156 Apprehension of witness.
(1) In any summary proceedings, the court may, on the application of any of the parties, issue a warrant for the apprehension of a witness if subsection (2) or (3) below applies in relation to the witness.
(2) This subsection applies if the witness, having been duly cited to any diet in the proceedings, deliberately and obstructively fails to appear at the diet.
(4) For the purposes of subsection (2) above, a witness who, having been duly cited to any diet, fails to appear at the diet is to be presumed, in the absence of any evidence to the contrary, to have so failed deliberately and obstructively.
(7) A warrant issued under this section in the form mentioned in subsection (6) above shall imply warrant to officers of law—
(a) to search for and apprehend the witness in respect of whom it is issued;
(b) to bring the witness before the court;
(c) in the meantime, to detain the witness in a police station, police cell or other convenient place; and
(d) so far as necessary for the execution of the warrant, to break open shut and lockfast places.
(9) Section 135(3) of this Act makes provision as to bringing before the court a person apprehended under a warrant issued under this section.
156A Orders in respect of witnesses apprehended under section 156
(1) Where a witness is brought before the court in pursuance of a warrant issued under section 156 of this Act, the court shall, after giving the parties and the witness an opportunity to be heard, make an order—
(a) detaining the witness until the conclusion of the diet at which the witness is to give evidence;
(b) releasing the witness on bail; or
(c) liberating the witness.
(2) The court may make an order under subsection (1)(a) or (b) above only if it is satisfied that—
(a) the order is necessary with a view to securing that the witness appears at the diet at which the witness is to give evidence; and
(b) it is appropriate in all the circumstances to make the order.
(3) Whenever the court makes an order under subsection (1) above, it shall state the reasons for the terms of the order.

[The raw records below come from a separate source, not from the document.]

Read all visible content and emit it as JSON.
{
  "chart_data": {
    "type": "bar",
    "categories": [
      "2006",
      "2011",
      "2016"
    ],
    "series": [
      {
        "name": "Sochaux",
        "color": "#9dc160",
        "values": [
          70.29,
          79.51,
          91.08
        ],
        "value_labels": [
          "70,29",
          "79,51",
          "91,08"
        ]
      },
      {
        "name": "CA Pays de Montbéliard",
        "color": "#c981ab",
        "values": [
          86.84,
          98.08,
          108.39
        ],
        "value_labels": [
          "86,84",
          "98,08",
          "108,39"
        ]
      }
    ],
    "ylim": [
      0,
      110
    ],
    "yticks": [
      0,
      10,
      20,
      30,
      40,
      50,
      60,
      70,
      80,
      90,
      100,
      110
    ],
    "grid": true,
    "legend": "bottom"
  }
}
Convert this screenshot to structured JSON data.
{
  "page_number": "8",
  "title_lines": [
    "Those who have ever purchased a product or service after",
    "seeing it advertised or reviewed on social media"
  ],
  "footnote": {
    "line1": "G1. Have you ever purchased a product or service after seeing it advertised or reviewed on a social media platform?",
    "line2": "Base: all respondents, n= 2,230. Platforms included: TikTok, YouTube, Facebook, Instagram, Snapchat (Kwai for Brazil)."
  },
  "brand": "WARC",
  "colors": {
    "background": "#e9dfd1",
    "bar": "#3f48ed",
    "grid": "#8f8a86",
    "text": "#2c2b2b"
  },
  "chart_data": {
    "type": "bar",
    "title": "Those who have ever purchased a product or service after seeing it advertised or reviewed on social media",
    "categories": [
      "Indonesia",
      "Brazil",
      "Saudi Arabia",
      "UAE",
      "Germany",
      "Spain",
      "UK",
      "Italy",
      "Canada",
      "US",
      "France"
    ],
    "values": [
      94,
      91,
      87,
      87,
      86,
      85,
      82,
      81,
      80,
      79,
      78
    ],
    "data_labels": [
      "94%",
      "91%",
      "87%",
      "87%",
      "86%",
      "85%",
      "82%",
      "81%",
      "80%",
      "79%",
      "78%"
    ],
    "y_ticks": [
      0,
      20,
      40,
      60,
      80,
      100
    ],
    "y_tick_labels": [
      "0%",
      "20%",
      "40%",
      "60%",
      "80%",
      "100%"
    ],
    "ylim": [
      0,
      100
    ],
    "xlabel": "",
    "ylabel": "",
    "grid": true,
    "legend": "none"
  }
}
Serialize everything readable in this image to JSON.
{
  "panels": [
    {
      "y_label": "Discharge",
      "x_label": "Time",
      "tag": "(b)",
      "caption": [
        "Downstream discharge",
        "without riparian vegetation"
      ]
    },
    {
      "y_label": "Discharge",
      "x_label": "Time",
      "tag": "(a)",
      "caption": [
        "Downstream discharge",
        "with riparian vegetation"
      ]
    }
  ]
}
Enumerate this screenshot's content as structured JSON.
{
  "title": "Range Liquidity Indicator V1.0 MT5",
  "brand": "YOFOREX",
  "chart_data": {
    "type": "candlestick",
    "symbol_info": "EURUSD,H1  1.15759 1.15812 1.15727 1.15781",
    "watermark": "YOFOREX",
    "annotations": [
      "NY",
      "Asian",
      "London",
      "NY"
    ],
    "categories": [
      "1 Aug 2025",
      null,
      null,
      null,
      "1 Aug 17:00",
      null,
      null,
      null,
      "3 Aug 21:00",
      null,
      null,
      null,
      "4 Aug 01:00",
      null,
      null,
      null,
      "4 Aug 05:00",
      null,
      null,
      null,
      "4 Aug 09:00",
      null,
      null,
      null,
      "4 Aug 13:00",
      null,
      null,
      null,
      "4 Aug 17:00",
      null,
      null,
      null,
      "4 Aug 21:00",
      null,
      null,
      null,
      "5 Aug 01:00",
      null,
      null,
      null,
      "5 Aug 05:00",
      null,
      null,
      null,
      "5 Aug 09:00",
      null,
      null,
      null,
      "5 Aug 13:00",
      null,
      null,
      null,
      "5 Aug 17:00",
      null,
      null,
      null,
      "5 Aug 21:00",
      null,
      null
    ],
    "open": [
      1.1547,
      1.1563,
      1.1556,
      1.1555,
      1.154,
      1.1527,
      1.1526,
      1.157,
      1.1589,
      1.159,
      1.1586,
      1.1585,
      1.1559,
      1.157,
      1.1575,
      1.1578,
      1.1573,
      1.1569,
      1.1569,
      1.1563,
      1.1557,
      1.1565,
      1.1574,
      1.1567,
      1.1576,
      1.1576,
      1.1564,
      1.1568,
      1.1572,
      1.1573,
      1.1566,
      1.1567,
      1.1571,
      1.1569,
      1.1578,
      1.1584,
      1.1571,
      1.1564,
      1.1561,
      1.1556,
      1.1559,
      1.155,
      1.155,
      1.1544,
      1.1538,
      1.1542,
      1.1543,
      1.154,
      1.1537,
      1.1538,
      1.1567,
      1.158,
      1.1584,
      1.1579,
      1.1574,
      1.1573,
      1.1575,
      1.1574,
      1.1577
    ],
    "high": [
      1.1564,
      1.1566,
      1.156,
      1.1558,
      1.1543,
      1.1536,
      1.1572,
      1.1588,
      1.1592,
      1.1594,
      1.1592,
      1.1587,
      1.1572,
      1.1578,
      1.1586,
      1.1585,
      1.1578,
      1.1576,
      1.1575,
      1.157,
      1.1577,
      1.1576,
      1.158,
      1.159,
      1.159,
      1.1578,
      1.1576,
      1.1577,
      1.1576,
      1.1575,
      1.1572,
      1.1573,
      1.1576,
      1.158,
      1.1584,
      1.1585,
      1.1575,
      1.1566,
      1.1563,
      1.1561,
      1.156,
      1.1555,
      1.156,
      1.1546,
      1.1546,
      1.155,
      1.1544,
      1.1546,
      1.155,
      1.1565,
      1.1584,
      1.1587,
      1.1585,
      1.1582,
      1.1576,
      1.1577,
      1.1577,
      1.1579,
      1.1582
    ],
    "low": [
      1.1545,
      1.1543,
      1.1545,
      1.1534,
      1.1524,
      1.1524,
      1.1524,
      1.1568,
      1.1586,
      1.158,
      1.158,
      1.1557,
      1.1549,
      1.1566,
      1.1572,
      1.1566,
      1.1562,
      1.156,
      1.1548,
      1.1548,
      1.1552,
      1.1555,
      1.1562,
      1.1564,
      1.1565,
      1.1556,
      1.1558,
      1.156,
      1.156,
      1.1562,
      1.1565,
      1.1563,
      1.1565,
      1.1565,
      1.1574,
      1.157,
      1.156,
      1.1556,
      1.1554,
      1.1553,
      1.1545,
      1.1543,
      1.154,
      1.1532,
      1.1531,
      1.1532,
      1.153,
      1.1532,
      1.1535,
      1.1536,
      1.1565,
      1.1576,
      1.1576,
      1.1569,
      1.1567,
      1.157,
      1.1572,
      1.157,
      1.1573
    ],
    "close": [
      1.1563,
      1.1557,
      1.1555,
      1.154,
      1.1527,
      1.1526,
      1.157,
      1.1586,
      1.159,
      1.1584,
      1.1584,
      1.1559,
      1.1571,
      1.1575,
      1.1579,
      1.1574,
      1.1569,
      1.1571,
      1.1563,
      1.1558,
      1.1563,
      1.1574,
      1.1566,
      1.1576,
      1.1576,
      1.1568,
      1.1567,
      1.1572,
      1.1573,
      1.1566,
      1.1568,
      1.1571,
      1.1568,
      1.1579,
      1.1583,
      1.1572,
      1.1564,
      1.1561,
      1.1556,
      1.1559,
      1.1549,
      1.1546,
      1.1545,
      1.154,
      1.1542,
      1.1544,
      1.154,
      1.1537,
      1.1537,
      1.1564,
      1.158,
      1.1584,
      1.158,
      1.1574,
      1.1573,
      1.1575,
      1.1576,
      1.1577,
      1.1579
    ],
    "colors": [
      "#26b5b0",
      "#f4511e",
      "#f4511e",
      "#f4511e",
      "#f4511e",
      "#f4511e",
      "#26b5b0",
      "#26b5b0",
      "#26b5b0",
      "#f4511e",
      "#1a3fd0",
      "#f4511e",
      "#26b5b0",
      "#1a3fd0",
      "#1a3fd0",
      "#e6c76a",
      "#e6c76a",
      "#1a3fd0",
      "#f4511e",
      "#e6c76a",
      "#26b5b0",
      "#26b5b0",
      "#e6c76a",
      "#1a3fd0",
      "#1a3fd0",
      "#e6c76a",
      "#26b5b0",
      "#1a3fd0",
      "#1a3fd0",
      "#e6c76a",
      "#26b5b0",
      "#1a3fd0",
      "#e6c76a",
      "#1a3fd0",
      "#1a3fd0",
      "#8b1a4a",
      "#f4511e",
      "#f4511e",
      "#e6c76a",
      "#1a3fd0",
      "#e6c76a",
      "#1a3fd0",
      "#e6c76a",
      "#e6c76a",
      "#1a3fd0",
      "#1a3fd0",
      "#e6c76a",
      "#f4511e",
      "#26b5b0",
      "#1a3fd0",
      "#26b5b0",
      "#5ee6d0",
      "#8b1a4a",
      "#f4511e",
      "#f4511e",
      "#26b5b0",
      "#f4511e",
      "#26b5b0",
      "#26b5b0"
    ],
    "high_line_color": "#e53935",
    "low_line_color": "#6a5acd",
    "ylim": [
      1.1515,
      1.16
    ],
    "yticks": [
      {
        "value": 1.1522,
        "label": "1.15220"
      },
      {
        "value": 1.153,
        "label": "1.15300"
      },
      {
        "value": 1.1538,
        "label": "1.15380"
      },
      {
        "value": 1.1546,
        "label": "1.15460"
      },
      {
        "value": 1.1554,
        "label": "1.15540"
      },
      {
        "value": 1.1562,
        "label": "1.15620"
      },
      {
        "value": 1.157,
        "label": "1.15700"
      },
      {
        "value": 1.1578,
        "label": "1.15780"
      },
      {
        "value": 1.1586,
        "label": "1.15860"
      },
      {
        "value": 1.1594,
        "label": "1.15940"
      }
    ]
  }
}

(4) Subsection (1) above is without prejudice to any power of the court to—
(a) make a finding of contempt of court in respect of any failure of a witness to appear at a diet to which he has been duly cited; and
(b) dispose of the case accordingly.
(6) On making an order under subsection (1)(b) above in respect of a witness, the court shall impose such conditions as it considers necessary with a view to securing that the witness appears at the diet at which he is to give evidence.
(7) However, the court may not impose as such a condition a requirement that the witness or a cautioner on his behalf deposit a sum of money in court.
135 Warrants of apprehension and search.
(3) A person apprehended under a warrant or by virtue of power under any enactment or rule of law shall wherever practicable (if not liberated under section 22(1B)(a) of this Act) be brought before a court competent to deal with the case not later than in the course of the first day on which the court is sitting after he is taken into custody.